Mugabe digs in

President Robert Mugabe, under mounting internal and external pressure over his rule, is tightening security, surveillance and communications at State House.

Robert Mugabe
Robert Mugabe

The Zimbabwean can report that trenches are being dug into the property to connect fibre optic cables and surveillance equipment.

Authoritative sources said there were multimillion dollar plans to construct underground reinforced concrete bunkers at State House and at another secret location, authoritative sources said this week.

Since the advent of the unity government the use of computer technology has been rapidly expanded upon.

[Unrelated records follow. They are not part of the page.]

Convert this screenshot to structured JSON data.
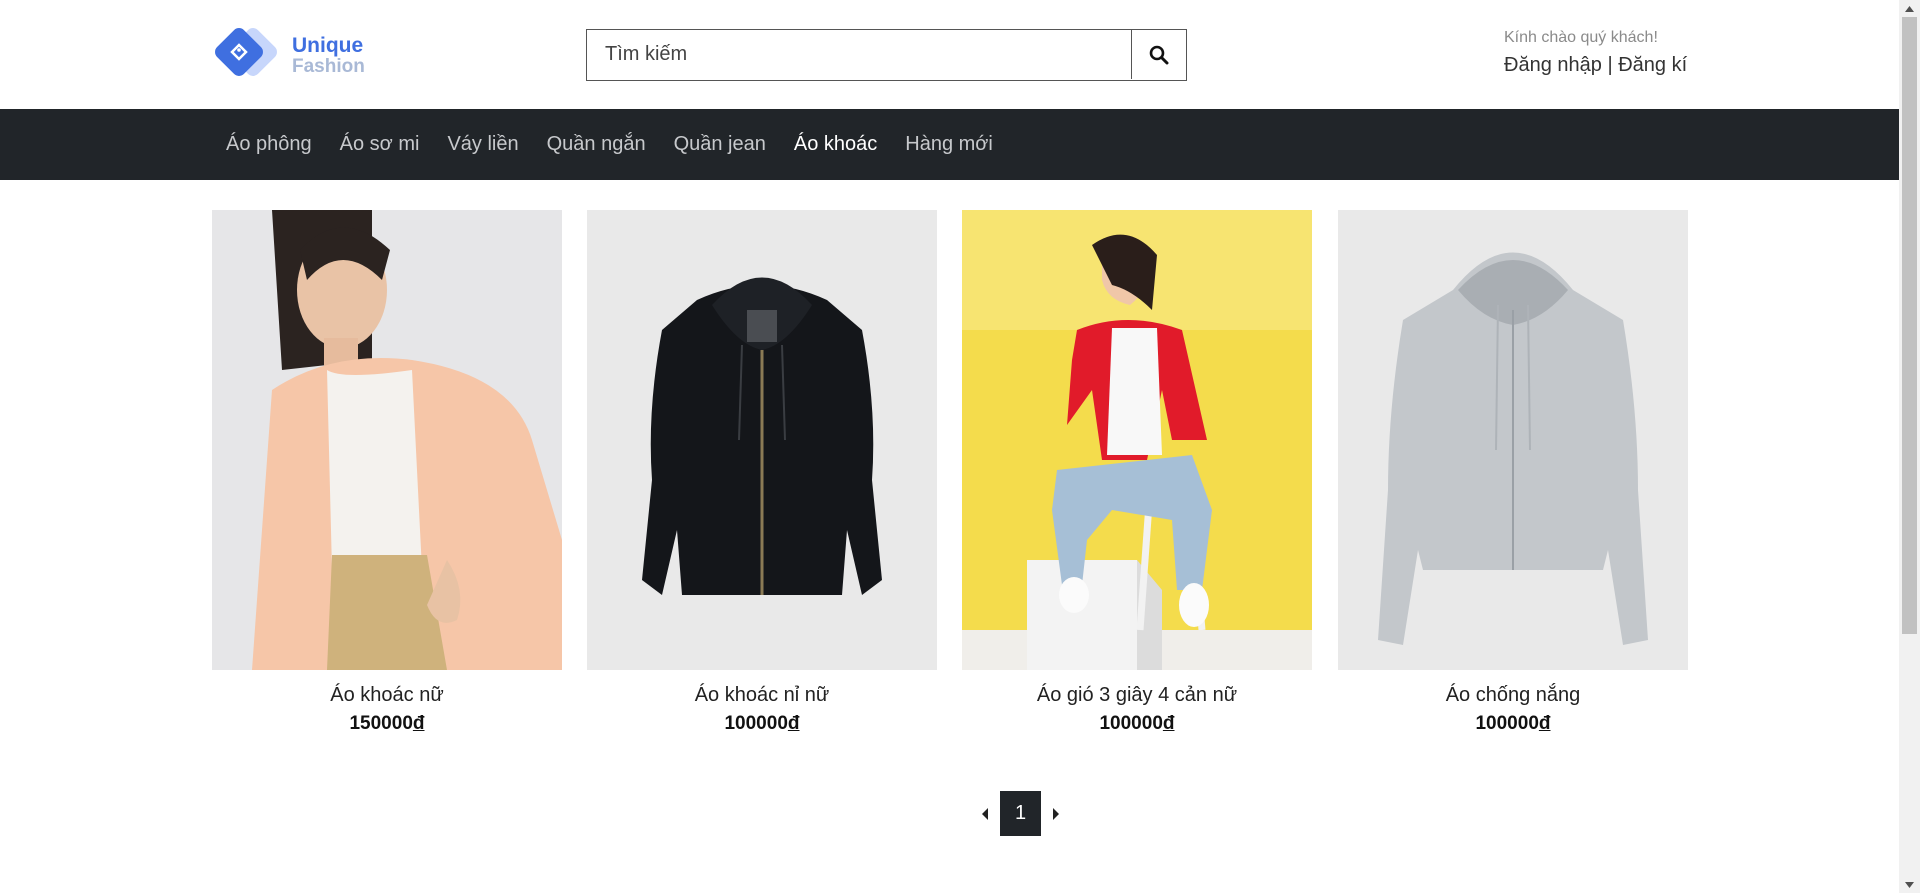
{
  "brand": {
    "line1": "Unique",
    "line2": "Fashion",
    "accent": "#3f6fe0"
  },
  "search": {
    "placeholder": "Tìm kiếm",
    "value": ""
  },
  "account": {
    "greeting": "Kính chào quý khách!",
    "login": "Đăng nhập",
    "separator": "|",
    "register": "Đăng kí"
  },
  "nav": {
    "items": [
      {
        "label": "Áo phông"
      },
      {
        "label": "Áo sơ mi"
      },
      {
        "label": "Váy liền"
      },
      {
        "label": "Quần ngắn"
      },
      {
        "label": "Quần jean"
      },
      {
        "label": "Áo khoác"
      },
      {
        "label": "Hàng mới"
      }
    ],
    "active": "Áo khoác"
  },
  "products": [
    {
      "name": "Áo khoác nữ",
      "price": "150000",
      "currency": "đ",
      "image": "woman-peach-cardigan"
    },
    {
      "name": "Áo khoác nỉ nữ",
      "price": "100000",
      "currency": "đ",
      "image": "black-zip-hoodie"
    },
    {
      "name": "Áo gió 3 giây 4 cản nữ",
      "price": "100000",
      "currency": "đ",
      "image": "woman-red-windbreaker"
    },
    {
      "name": "Áo chống nắng",
      "price": "100000",
      "currency": "đ",
      "image": "grey-sun-protection-hoodie"
    }
  ],
  "pagination": {
    "current": "1"
  },
  "colors": {
    "nav_bg": "#212529",
    "page_active_bg": "#212529"
  }
}
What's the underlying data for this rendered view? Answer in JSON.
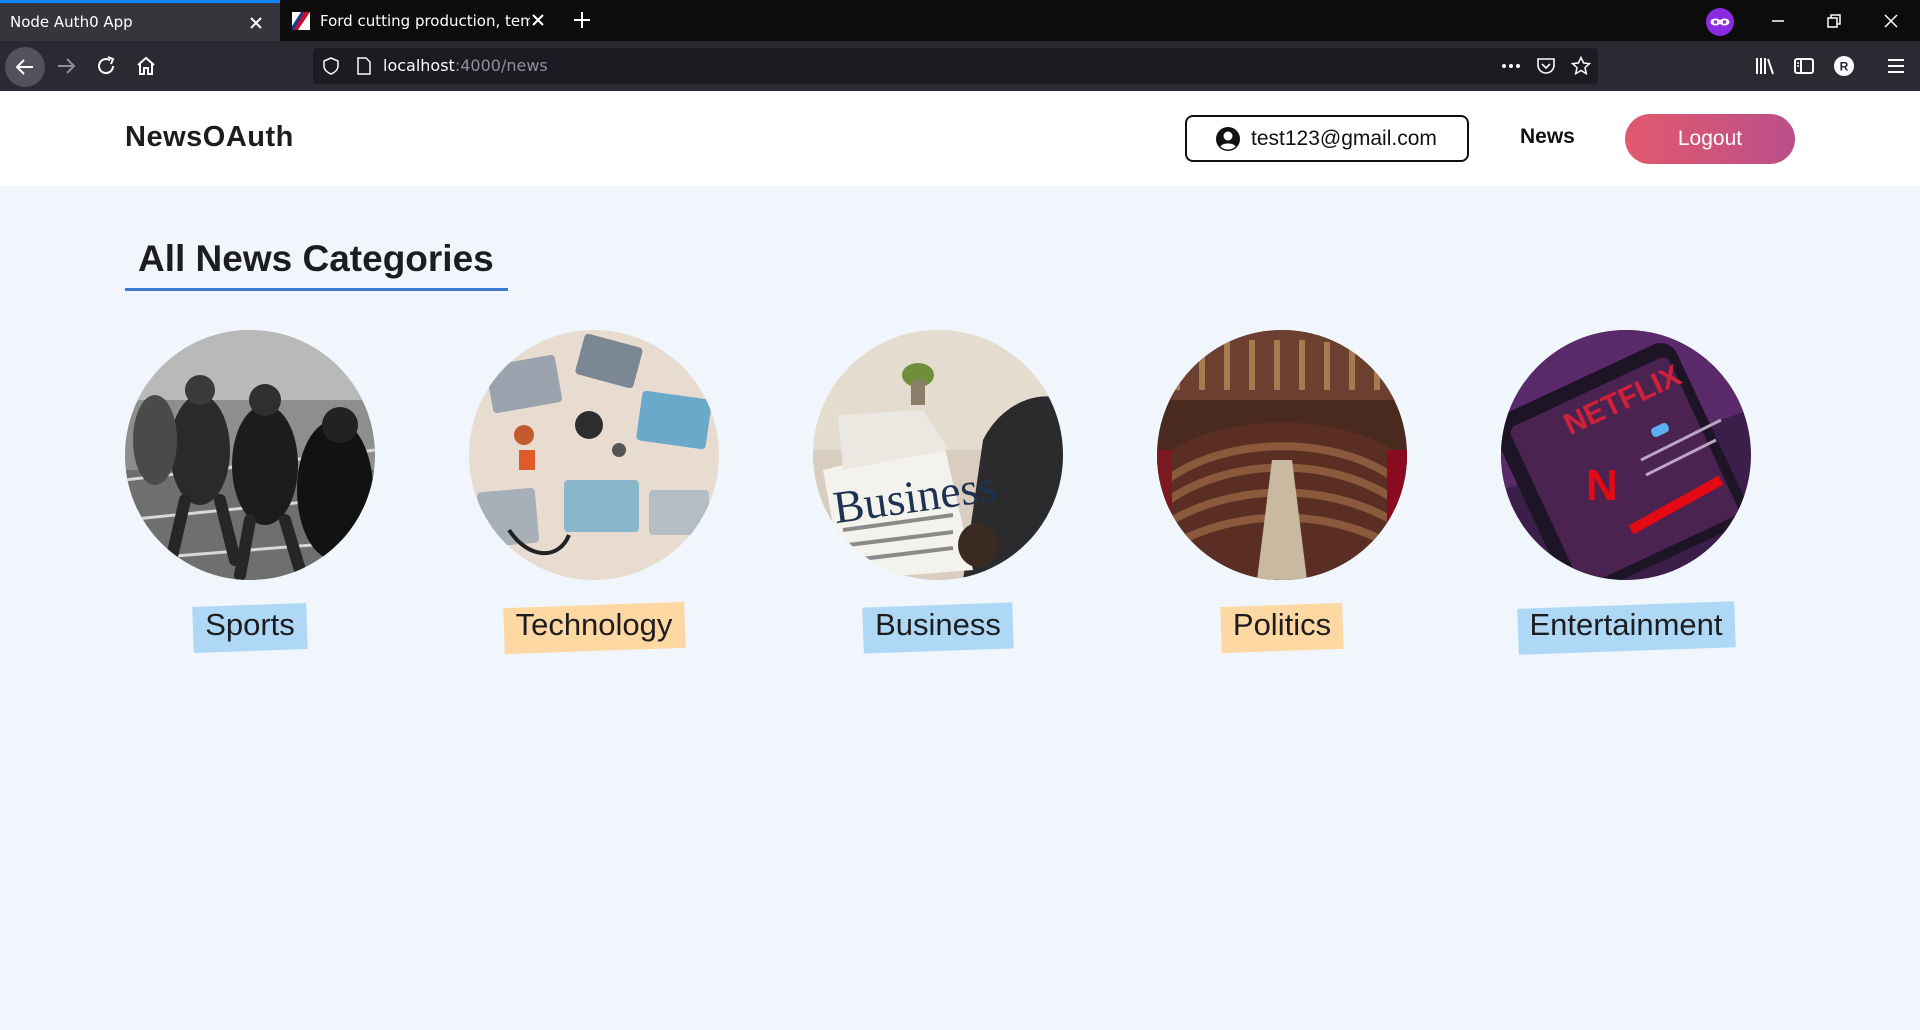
{
  "browser": {
    "tabs": [
      {
        "title": "Node Auth0 App",
        "active": true
      },
      {
        "title": "Ford cutting production, tempo",
        "active": false
      }
    ],
    "url": {
      "host": "localhost",
      "rest": ":4000/news"
    },
    "icons": [
      "back-arrow-icon",
      "forward-arrow-icon",
      "reload-icon",
      "home-icon",
      "shield-icon",
      "page-icon",
      "more-dots-icon",
      "pocket-icon",
      "bookmark-star-icon",
      "library-icon",
      "sidebar-icon",
      "account-icon",
      "menu-icon"
    ]
  },
  "header": {
    "brand": "NewsOAuth",
    "user_email": "test123@gmail.com",
    "nav_news": "News",
    "logout_label": "Logout",
    "colors": {
      "logout_start": "#e2596d",
      "logout_end": "#bb4f8a"
    }
  },
  "main": {
    "title": "All News Categories",
    "underline_color": "#3b7bd4",
    "categories": [
      {
        "label": "Sports",
        "highlight": "#aed8f5"
      },
      {
        "label": "Technology",
        "highlight": "#fdd8a3"
      },
      {
        "label": "Business",
        "highlight": "#aed8f5"
      },
      {
        "label": "Politics",
        "highlight": "#fdd8a3"
      },
      {
        "label": "Entertainment",
        "highlight": "#aed8f5"
      }
    ],
    "business_image_text": "Business",
    "netflix_image_text": "NETFLIX",
    "netflix_logo_letter": "N"
  }
}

Engineers arrived at State House to find 10-year-old Windows PCs and a mess of disconnected land-line phones.

"There is re-trunking of the whole system to make the property a WiFi zone," said a source.

Mugabe has reportedly made valiant efforts to keep up with technology and has an iPhone 4.

But he is also said to be making elaborate security preparations for any eventuality, including the possibility of a civil war should he lose the next election and should his Zanu (PF) party refuse to give up power.

North Africa developments, particularly the Ivory Coast and Libyan scenarios, have made Mugabe aware of the possibility of an attack if he refuses to leave office after losing elections, and his administration is bringing new urgency to the matter. Sources said the CIO has requested funds for building "fallout shelter."

The plan to construct the bunkers was in fact a long-delayed idea first mooted by Mugabe’s top security advisers at the height of tensions between Zimbabwe and the then apartheid government ruling in South Africa in the mid-1980s.

Bunkers are credited with having saved dictator Laurent Gbagbo after Allassane Outtara's supporters overran State House. They also saved Iraqi President Saddam Hussein during the 1991 Gulf War when the Allied Forces destroyed his surface bases.